Paus Fransiskus, Prabowo Subianto dan Orang Miskin Terpinggirkan

Natalius Pigai, Staf Khusus Menakertrans 1999-2004, Aktivis Kemanusiaan

Oleh karena itu, pembangunan infrastruktur untuk mengejar ketertinggalan dari negara-negara lain tidak akan bisa memperbaiki Indonesia sebagai negara yang berpotensi menjadi negara gagal.

Oleh: Natalius Pigai, Staf Khusus Menakertrans 1999-2004, Aktivis Kemanusiaan

“KEPADA Kota dan Dunia (Urbi et Orbi): Jangan berdansa di atas penderitaan orang-orang miskin dan terpinggirkan, Paus Fransiskus, 25 Desember 2018”.
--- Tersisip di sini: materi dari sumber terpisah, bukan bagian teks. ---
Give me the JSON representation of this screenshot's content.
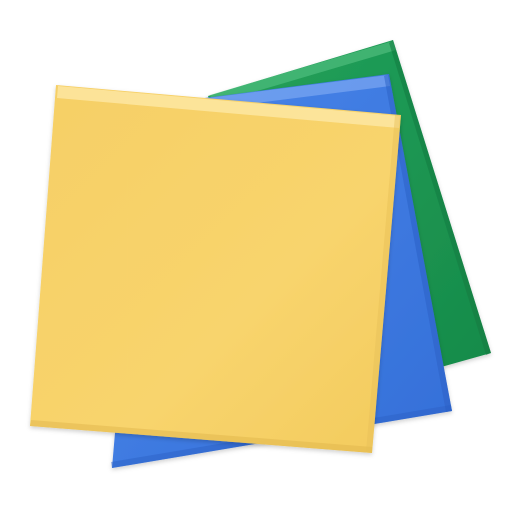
{
  "icon": {
    "name": "sticky-notes-stack",
    "notes": [
      {
        "id": "green",
        "color": "#1f9d55",
        "shade": "#137a40",
        "highlight": "#56c07f"
      },
      {
        "id": "blue",
        "color": "#3f7fe6",
        "shade": "#2a5fc4",
        "highlight": "#7ea8f2"
      },
      {
        "id": "yellow",
        "color": "#f8d36a",
        "shade": "#e2b84e",
        "highlight": "#fbe7a8"
      }
    ]
  }
}
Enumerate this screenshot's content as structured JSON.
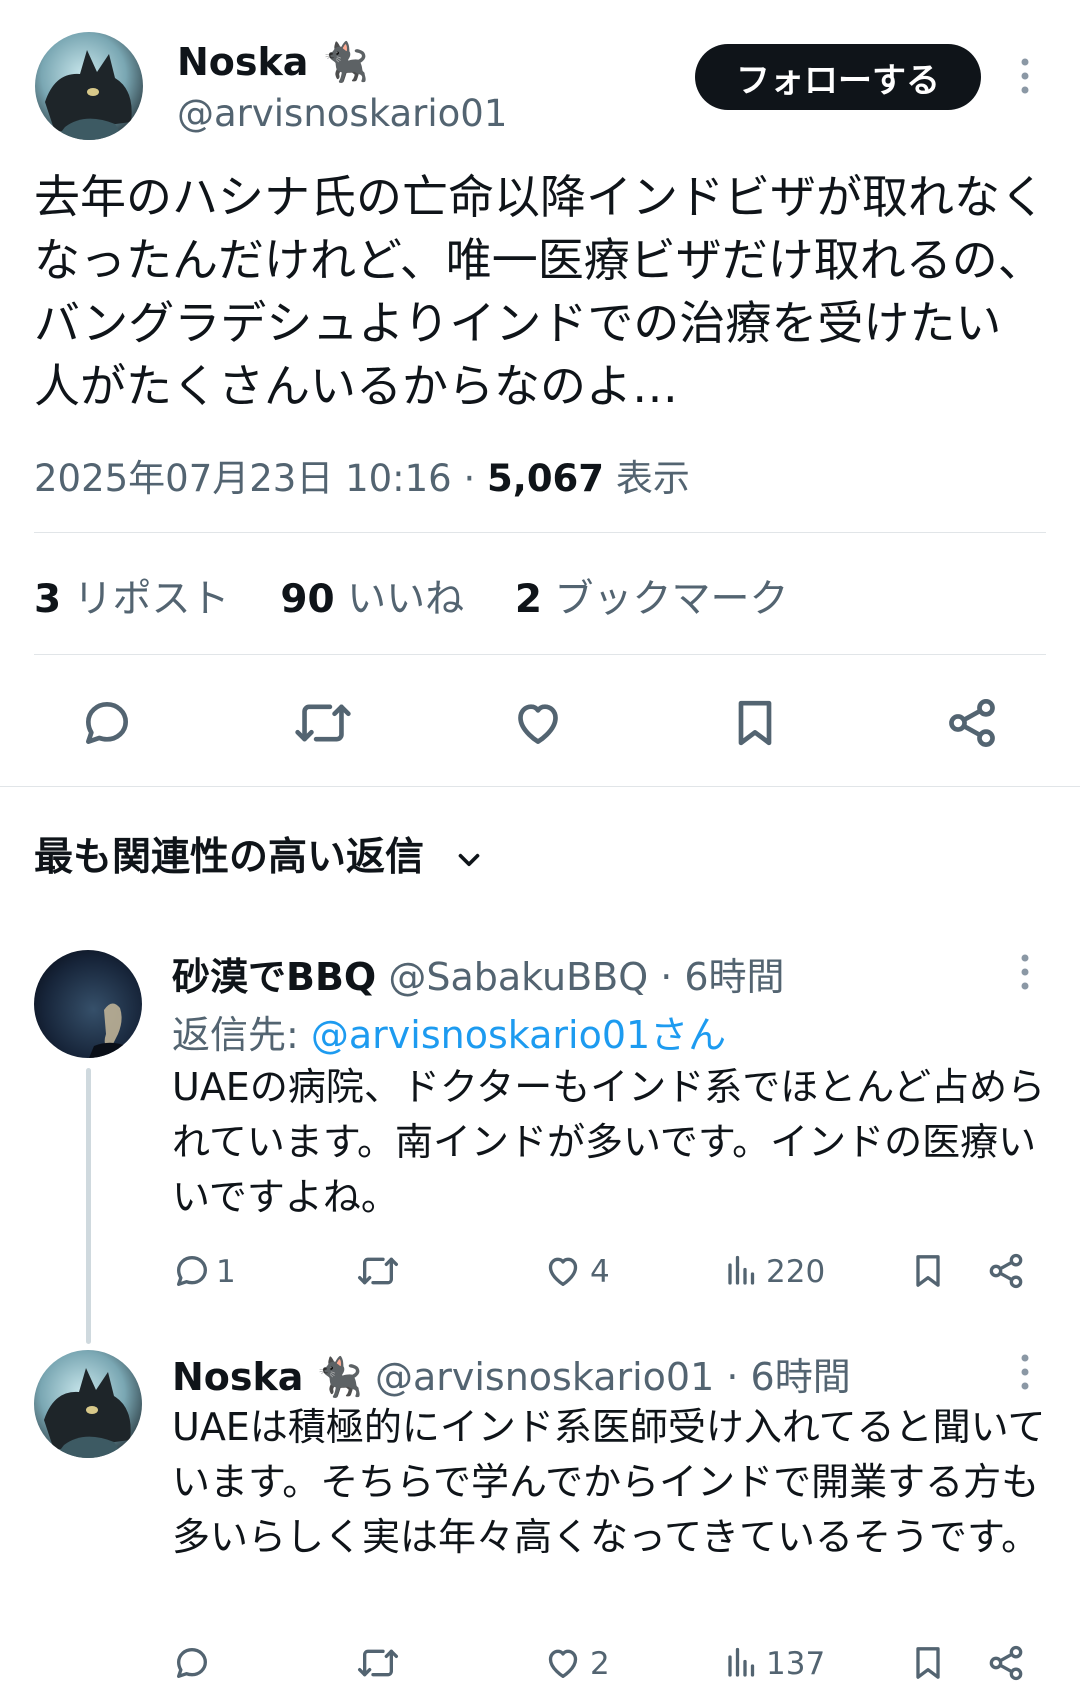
{
  "tweet": {
    "author": {
      "name": "Noska",
      "emoji": "🐈‍⬛",
      "handle": "@arvisnoskario01"
    },
    "follow_label": "フォローする",
    "text": "去年のハシナ氏の亡命以降インドビザが取れなくなったんだけれど、唯一医療ビザだけ取れるの、バングラデシュよりインドでの治療を受けたい人がたくさんいるからなのよ…",
    "timestamp": "2025年07月23日 10:16",
    "separator": "·",
    "views_count": "5,067",
    "views_label": "表示",
    "stats": [
      {
        "count": "3",
        "label": "リポスト"
      },
      {
        "count": "90",
        "label": "いいね"
      },
      {
        "count": "2",
        "label": "ブックマーク"
      }
    ],
    "actions": [
      "reply-icon",
      "retweet-icon",
      "like-icon",
      "bookmark-icon",
      "share-icon"
    ]
  },
  "replies_section": {
    "title": "最も関連性の高い返信"
  },
  "replies": [
    {
      "name": "砂漠でBBQ",
      "handle": "@SabakuBBQ",
      "time": "· 6時間",
      "reply_to_prefix": "返信先: ",
      "reply_to_handle": "@arvisnoskario01さん",
      "text": "UAEの病院、ドクターもインド系でほとんど占められています。南インドが多いです。インドの医療いいですよね。",
      "replies": "1",
      "retweets": "",
      "likes": "4",
      "views": "220"
    },
    {
      "name": "Noska",
      "emoji": "🐈‍⬛",
      "handle": "@arvisnoskario01",
      "time": "· 6時間",
      "text": "UAEは積極的にインド系医師受け入れてると聞いています。そちらで学んでからインドで開業する方も多いらしく実は年々高くなってきているそうです。",
      "replies": "",
      "retweets": "",
      "likes": "2",
      "views": "137"
    }
  ],
  "colors": {
    "text": "#0f1419",
    "muted": "#536471",
    "link": "#1d9bf0",
    "divider": "#e1e5e8",
    "button": "#0f1419"
  }
}
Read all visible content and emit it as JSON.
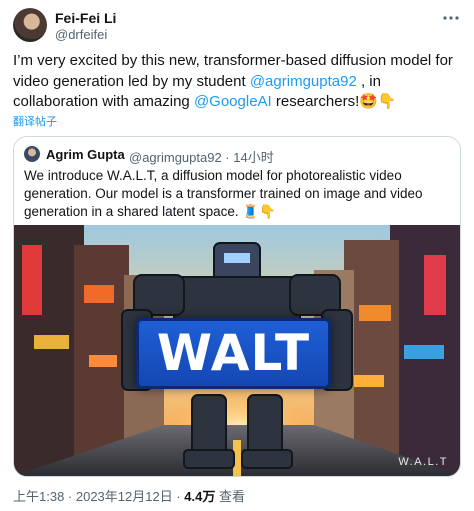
{
  "author": {
    "name": "Fei-Fei Li",
    "handle": "@drfeifei"
  },
  "tweet": {
    "text_1": "I’m very excited by this new, transformer-based diffusion model for video generation led by my student ",
    "mention_1": "@agrimgupta92",
    "text_2": " , in collaboration with amazing ",
    "mention_2": "@GoogleAI",
    "text_3": " researchers!🤩👇"
  },
  "translate_label": "翻译帖子",
  "quote": {
    "name": "Agrim Gupta",
    "meta": "@agrimgupta92 · 14小时",
    "text": "We introduce W.A.L.T, a diffusion model for photorealistic video generation. Our model is a transformer trained on image and video generation in a shared latent space. 🧵👇",
    "media": {
      "sign_text": "WALT",
      "watermark": "W.A.L.T"
    }
  },
  "footer": {
    "time": "上午1:38 · 2023年12月12日 · ",
    "views_count": "4.4万",
    "views_label": " 查看"
  },
  "icons": {
    "more": "more-horizontal-icon"
  }
}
“Saya memang berasal dari elit bangsa ini, keturunan elit, tetapi saya adalah satu diantara elit bangsa ini yang memiliki hati untuk rakyat, bisa berbagi kepada rakyat”. Prabowo 2019.

Paus Fransiskus menggegerkan Pemimpin Dunia ketika baru naik takta sebagai Pemimpin Gereja Katolik di Vatikan menegaskan pentingnya intervensi negara menyelamatkan kemiskinan dan kebodohan di seluruh dunia. Beberapa orang masih saja membela teori menetes ke bawah. Mereka lugu dan tidak waspada. Seperti perintah ‘kita tidak boleh membunuh’.

Sekarang kita harus mengatakan kita tidak boleh menjalankan kebijakan ekonomi yang eksklusif dan tidak adil. Paus juga mengembalikan nilai iman (fidelis), harapan (expectation) dan kasih (caritate) sebagaimana diucapkan kepada kota dan dunia (urbi et orbi) Balisika Santo Petrus pada Kotbah Natal 25 Desember 2018, jangan berdansa di atas penderitaan orang-orang miskin dan terpinggirkan.

Peran gereja sejatinya demi kepentingan umum (bonum commune), memihak kepada yang lemah (option for the poor) dan berbagi (subsidiaritas) dan solidaritas tanpa batas (solidarities) dan bahkan menjadi artikulator kaum pencari keadilan (voice of voiceless).

Dua tahun kemudian pernyataan Paus Fransiskus tersebut disambut oleh Direktur IMF Christine Lagarde pada tanggal 25 Juni 2015, bahwa sistem menetes ke bawah meningkatkan kesejahteraan pendapatan. Menciptakan ketidakadilan di hampir setiap negara.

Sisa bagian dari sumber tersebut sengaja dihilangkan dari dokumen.